The name “Jesus” comes from the Hebrew Yehoshua ( יְהוֹשֻׁעַ) and the Aramaic Yeshua (ישוע) and is translated into Greek as Iesou (Ἰησοῦς). Yeshua means “Yahweh saves, rescues, delivers.” It is no wonder that God chose that name for our Lord and Savior, the Son of God.
“But while he thought about these things, behold, an angel of the Lord appeared to him in a dream, saying, ‘Joseph, son of David, do not be afraid to take to you Mary your wife, for that which is conceived in her is of the Holy Spirit. And she will bring forth a Son, and you shall call His name Jesus, for He will save His people from their sins.” Matthew 1:20-21
Paul’s very personal relationship with the Lord Jesus Christ led him to lead a much different life than he had planned on living when he began his training at the feet of Gamaliel the Elder in Jerusalem (Acts 22:3). Instead of becoming a leader of the Pharisees, even a member of the ruling Sanhedrin like his teacher Gamaliel (grandson of Hillel the Elder), Paul served Jesus Christ in foreign lands reaching people of all nationalities with the Gospel of the Grace of God.
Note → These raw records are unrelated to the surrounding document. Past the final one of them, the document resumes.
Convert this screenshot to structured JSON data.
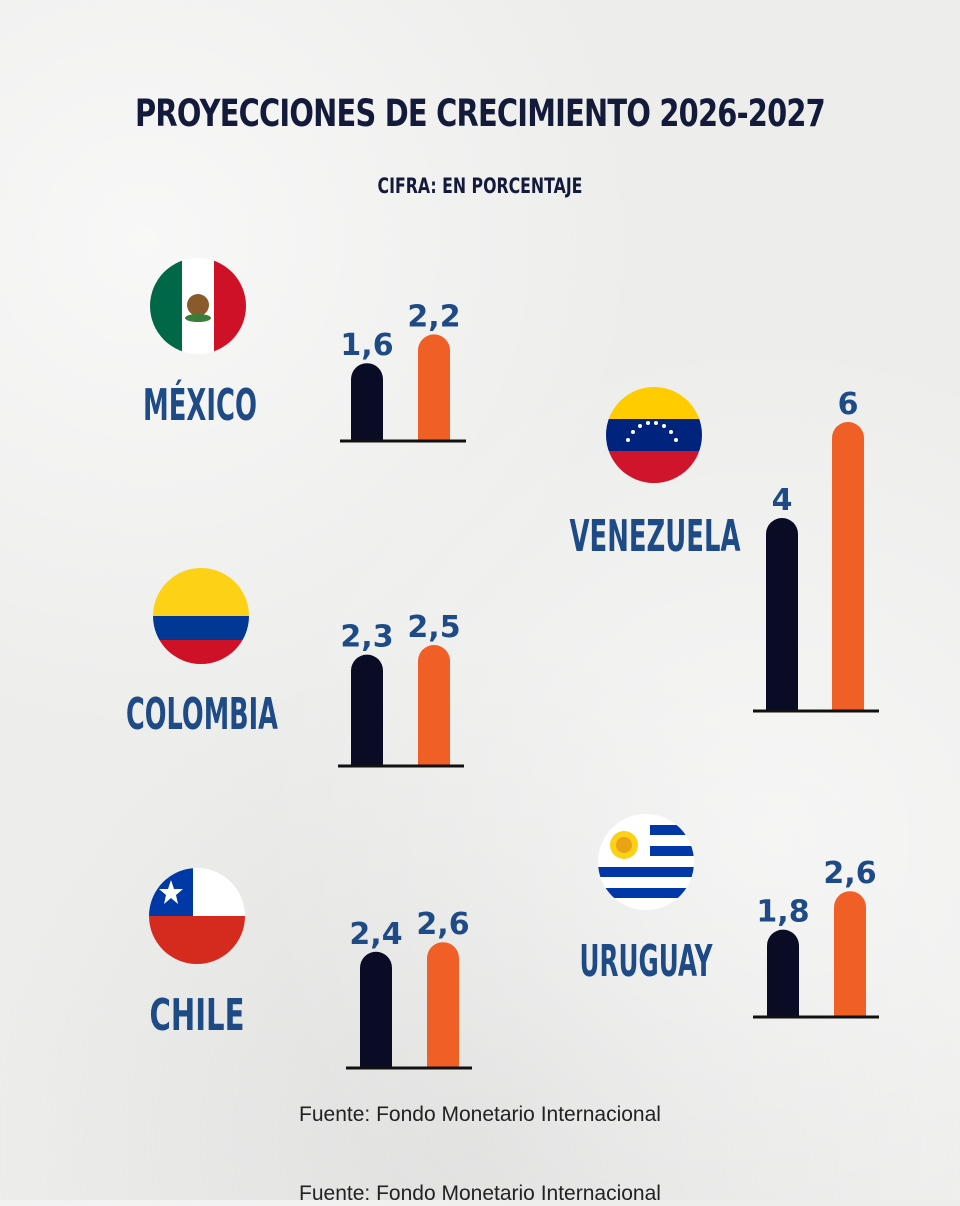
{
  "colors": {
    "background": "#ededec",
    "bar_2026": "#0a0c26",
    "bar_2027": "#f05f26",
    "label": "#1e4a86",
    "title": "#141a3a"
  },
  "footer": {
    "source": "Fuente: Fondo Monetario Internacional"
  },
  "chart_data": {
    "type": "bar",
    "title": "PROYECCIONES DE CRECIMIENTO 2026-2027",
    "subtitle": "CIFRA: EN PORCENTAJE",
    "categories": [
      "MÉXICO",
      "VENEZUELA",
      "COLOMBIA",
      "URUGUAY",
      "CHILE"
    ],
    "series": [
      {
        "values": [
          1.6,
          4,
          2.3,
          1.8,
          2.4
        ],
        "labels": [
          "1,6",
          "4",
          "2,3",
          "1,8",
          "2,4"
        ]
      },
      {
        "values": [
          2.2,
          6,
          2.5,
          2.6,
          2.6
        ],
        "labels": [
          "2,2",
          "6",
          "2,5",
          "2,6",
          "2,6"
        ]
      }
    ],
    "flags": [
      "mexico-flag-icon",
      "venezuela-flag-icon",
      "colombia-flag-icon",
      "uruguay-flag-icon",
      "chile-flag-icon"
    ],
    "legend": "none",
    "grid": false
  }
}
“From Miletus he sent to Ephesus and called for the elders of the church. And when they had come to him, he said to them: ‘You know, from the first day that I came to Asia, in what manner I always lived among you, serving the Lord with all humility, with many tears and trials which happened to me by the plotting of the Jews; how I kept back nothing that was helpful, but proclaimed it to you, and taught you publicly and from house to house, testifying to Jews, and also to Greeks, repentance toward God and faith toward our Lord Jesus Christ. And see, now I go bound in the spirit to Jerusalem, not knowing the things that will happen to me there, except that the Holy Spirit testifies in every city, saying that chains and tribulations await me. But none of these things move me; nor do I count my life dear to myself, so that I may finish my race with joy, and the ministry which I received from the Lord Jesus, to testify to the gospel of the grace of God.” Acts 20:17-24
While some people would point to what Paul “gave up” to follow the Lord Jesus Christ, Paul viewed it much differently. He saw what he “gained” from being a follower of Jesus.
“For we are the circumcision, who worship God in the Spirit, rejoice in Christ Jesus, and have no confidence in the flesh, though I also might have confidence in the flesh. If anyone else thinks he may have confidence in the flesh, I more so: circumcised the eighth day, of the stock of Israel, of the tribe of Benjamin, a Hebrew of the Hebrews; concerning the law, a Pharisee; concerning zeal, persecuting the church; concerning the righteousness which is in the law, blameless. But what things were gain to me, these I have counted loss for Christ. Yet indeed I also count all things loss for the excellence of the knowledge of Christ Jesus my Lord, for whom I have suffered the loss of all things, and count them as rubbish, that I may gain Christ and be found in Him, not having my own righteousness, which is from the law, but that which is through faith in Christ, the righteousness which is from God by faith; that I may know Him and the power of His resurrection, and the fellowship of His sufferings, being conformed to His death, if, by any means, I may attain to the resurrection from the dead.” Philippians 3:3-11
I share this with you in the hope that we will all have the same attitude as Paul. May we all count earthly things as loss for the excellence of the knowledge of Christ Jesus our Lord. May we count them as rubbish that we may gain Christ and be found in Him, not having our own righteous, but that which is through faith in Christ. May we know “Him” and the “power” of His resurrection. May we know the “fellowship” of His “sufferings,” being conformed to His death. What do we have to look forward to? Resurrection from the dead!